Eran Kolirin’s Let It Be Morning wins big at the Ophir Awards

Kolirin won the awards for Best Director and Best Screenplay, Alex Bakri for Best Actor in the lead role, Juna Suleiman for Best Actress and Best Supporting actor.

 Photo from Let It Be Morning (photo credit: SHAI GOLDMAN)
Photo from Let It Be Morning
(photo credit: SHAI GOLDMAN)

The winner of the Best Picture Award at the Ophir Awards, the prizes of the Israeli Film and Television Academy, which were given out in a ceremony on Tuesday night, was Eran Kolirin’s Let It Be Morning

The movie will now go on to be Israel’s official submission for consideration for one of five Best International Feature Oscar nominations (in a category formerly known as Best Foreign Language Film). Every country can submit one film and it is usually the winner of the Best Picture at each country’s national awards ceremony. 

Kolirin also won the awards for Best Director and Best Screenplay. The movie tells the story of an Arab living in Jerusalem who goes back to his home village for a wedding and gets trapped there when the IDF seals off the village to search for West Bank residents who are there illegally. It is based on a novel by Sayed Kashua. 

Let It Be Morning also won the awards for Alex Bakri for Best Actor in the lead role, Juna Suleiman for Best Actress in the role of his wife and Best Supporting Actor for Ehab Elias Salami, who plays a cab driver in the village victimized by gangsters. Best Supporting Actress went to Reymonde Amsellem for The House on Fin Street, a movie about a young woman lured into working as a prostitute. 
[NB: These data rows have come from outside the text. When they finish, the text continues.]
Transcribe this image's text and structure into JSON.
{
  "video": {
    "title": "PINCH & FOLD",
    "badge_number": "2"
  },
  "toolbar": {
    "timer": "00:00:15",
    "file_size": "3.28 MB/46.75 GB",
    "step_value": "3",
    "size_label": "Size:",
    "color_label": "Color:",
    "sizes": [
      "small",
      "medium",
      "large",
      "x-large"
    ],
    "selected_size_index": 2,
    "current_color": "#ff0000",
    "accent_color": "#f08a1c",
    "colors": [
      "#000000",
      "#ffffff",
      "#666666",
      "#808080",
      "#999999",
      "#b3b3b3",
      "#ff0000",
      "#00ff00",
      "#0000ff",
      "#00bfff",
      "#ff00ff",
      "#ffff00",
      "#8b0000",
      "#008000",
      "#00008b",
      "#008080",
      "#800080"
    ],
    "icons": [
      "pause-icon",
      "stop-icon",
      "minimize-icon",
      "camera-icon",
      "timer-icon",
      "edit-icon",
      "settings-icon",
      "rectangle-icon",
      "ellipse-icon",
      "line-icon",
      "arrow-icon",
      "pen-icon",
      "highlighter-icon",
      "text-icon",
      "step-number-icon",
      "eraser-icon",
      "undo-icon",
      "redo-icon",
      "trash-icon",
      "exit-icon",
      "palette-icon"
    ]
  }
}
Eran Kolirin’s 2007 movie, The Band’s Visit, won the Ophir Award for Best Picture and went on to worldwide success, even inspiring a Tony Award-winning Broadway show. However, it was not Israel’s official submission for the Oscar, since it was disqualified because too much of the dialogue was in English. The Academy chose Joseph Cedar’s Beaufort to represent Israel that year and it received an Oscar nomination. 
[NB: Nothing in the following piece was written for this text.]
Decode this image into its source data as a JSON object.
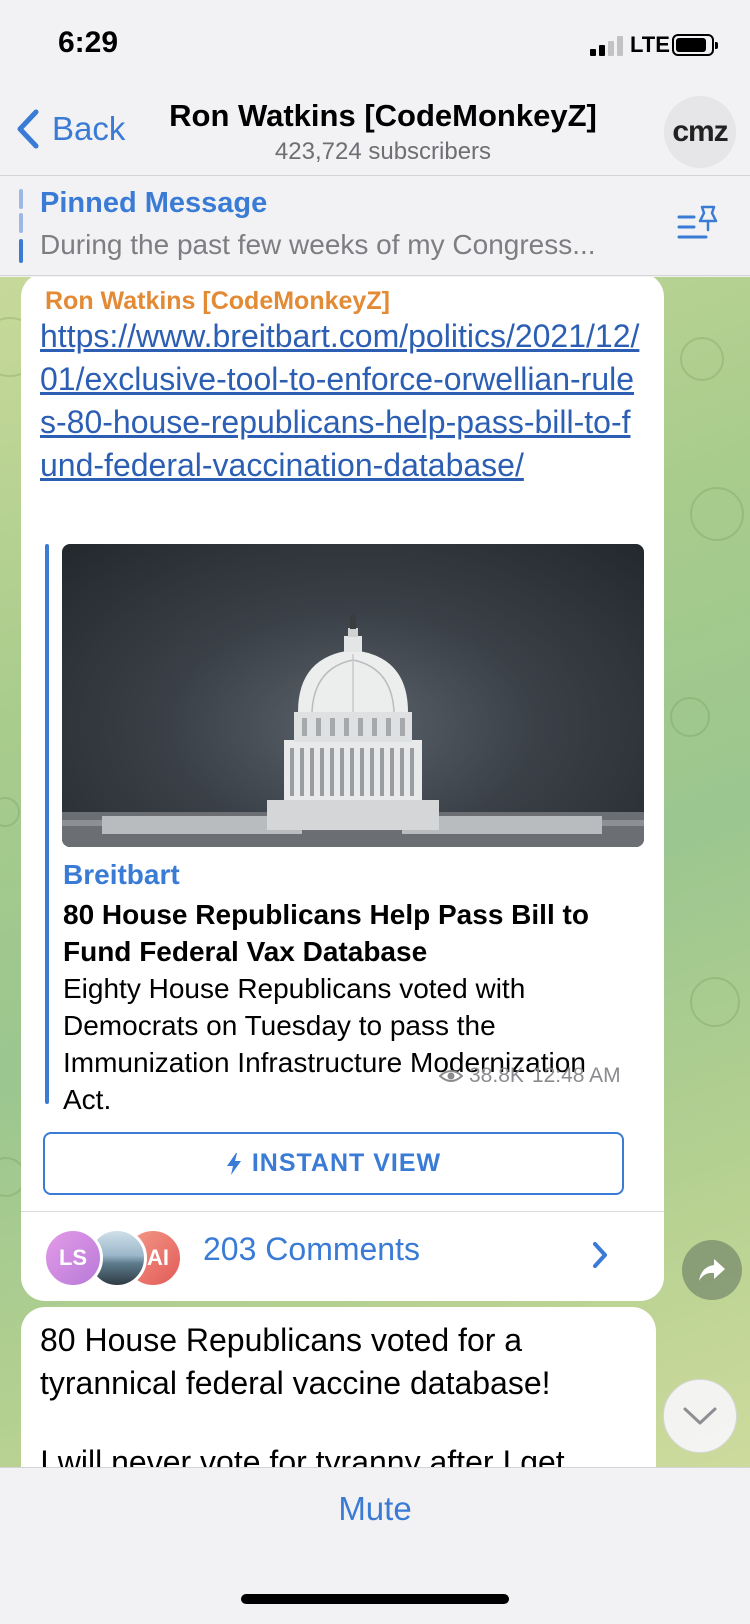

Gidi Dar’s Legend of Destruction, the story of the destruction of the Second Temple told through a series of paintings, won awards for Best Music, Best Art Design, Best Editing and Best Sound Design. 

Vanessa Lapa’s Speer Goes to Hollywood, a film about the infamous Nazi’s attempt to sell his life story to Hollywood, won Best Documentary Feature. The Accident by Omri Dekel Kadosh won for Best Short Film. Ohad Milstein’s Summer Nights won for Best Documentary Short Film.

This year’s Ophir Awards were seen as a contest between two films, Let It Be Morning and Avi Nesher’s Image of Victory, each of which received 15 nominations, including in all the major categories. Nesher’s film, which tells the story of the Battle of Nitzanim during the War of Independence from both the Jewish and Egyptian perspectives, has drawn a great deal of buzz in previews and the Haifa International Film Festival showed it in a program called, “Ground-Breaking Cinema.” However, except for awards for cinematography for Amit Yasur, Chen Carmi for Best Costumes and Best Makeup, it did not win in any of its categories. The Academy has tended to ignore Nesher’s films, never before even nominating him for Best Director. Some in the industry had hoped that this year, the Academy would recognize his work, particularly since, many feel Image of Victory, with its epic scope, had the best chance of succeeding at the Oscars. 

This year marked the 30th anniversary of the Ophir Awards, named in memory of actor Shaike Ophir, and it was a calmer ceremony than in previous years, particularly those during the tenure of former Culture Minister Miri Regev, who spoke out against movies she disapproved of, while antagonizing the film industry by refusing to actually see the films she criticized. The current Culture Minister, Chili Tropper, attended Tuesday’s ceremony and was warmly received.